Says Acting ISO Secretary General Kevin McKinley, “ We see a lot of difficult discussions on climate change, we see a lot of challenges for organizations to meet expectations of policy makers related to water utilization, related to energy usage. These are big challenges — challenges that are reflected as well in the views of their stakeholders, of shareholders.”
In response, ISO 14001 lays out a framework for an environmental management system (EMS).
An environmental management system helps organizations identify, track, and control their environmental issues. Everything from air pollution, to waste management, to climate change mitigation, to resource efficiency is considered in the organization's strategic planning process.
How does ISO 14001 change corporate sustainability?
Naturally, this approach requires a top-down commitment. As part of the 2015 revision, ISO 14001 underlines the importance of leadership involvement.
Says John Fillo of Trinity Consultants, “We don’t have the vernacular of an ‘environmental management representative’ anymore. [It’s] not just one person wearing the hat of the management system guru, but rather leadership across the organization to improve the management system.”
The new ISO 14001 also emphasizes the need for continual improvement. Instead of just looking good on paper, companies will take a proactive approach to sustainability. By implementing the ISO 14001 standard, you'll be able to document your methods and show measurable improvement.

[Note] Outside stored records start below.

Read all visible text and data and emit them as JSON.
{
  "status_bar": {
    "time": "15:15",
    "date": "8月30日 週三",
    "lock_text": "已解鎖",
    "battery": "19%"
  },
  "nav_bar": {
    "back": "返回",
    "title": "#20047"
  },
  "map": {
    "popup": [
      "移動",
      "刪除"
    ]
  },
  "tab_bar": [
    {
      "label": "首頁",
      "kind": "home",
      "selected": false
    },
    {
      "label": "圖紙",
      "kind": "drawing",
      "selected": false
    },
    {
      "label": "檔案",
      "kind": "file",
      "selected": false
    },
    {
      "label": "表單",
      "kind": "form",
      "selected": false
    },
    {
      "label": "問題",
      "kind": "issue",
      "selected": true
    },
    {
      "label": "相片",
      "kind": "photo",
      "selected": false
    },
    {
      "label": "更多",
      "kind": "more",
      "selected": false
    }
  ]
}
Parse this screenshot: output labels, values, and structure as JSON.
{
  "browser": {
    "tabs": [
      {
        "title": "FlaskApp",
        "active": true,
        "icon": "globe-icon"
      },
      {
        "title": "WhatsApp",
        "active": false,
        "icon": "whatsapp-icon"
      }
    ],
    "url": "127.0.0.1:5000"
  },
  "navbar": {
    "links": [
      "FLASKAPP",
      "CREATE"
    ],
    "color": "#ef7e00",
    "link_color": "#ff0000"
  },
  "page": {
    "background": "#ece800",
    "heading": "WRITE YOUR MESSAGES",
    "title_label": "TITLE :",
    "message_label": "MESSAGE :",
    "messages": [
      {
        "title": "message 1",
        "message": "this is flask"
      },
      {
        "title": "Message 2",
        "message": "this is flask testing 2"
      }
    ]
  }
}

Finally, the new standard encourages greater involvement and communication with stakeholders. That translates to more trust and a better corporate reputation.
Similarly, expect companies who use ISO 14001 to nudge suppliers to do the same. It's the snowball effect: consumers push companies to care about CSR, and companies turn to their supply chain to be more sustainable.
The new standard is exciting news for environmental compliance directors: ISO 14001 doesn't just promote sustainability within a single business, it’s driving a global shift in attitudes.
But, says Perillon customer Michael Tucker of National Grid, “Fulfillment of compliance obligations does not simply happen. Even the best process must be properly managed.”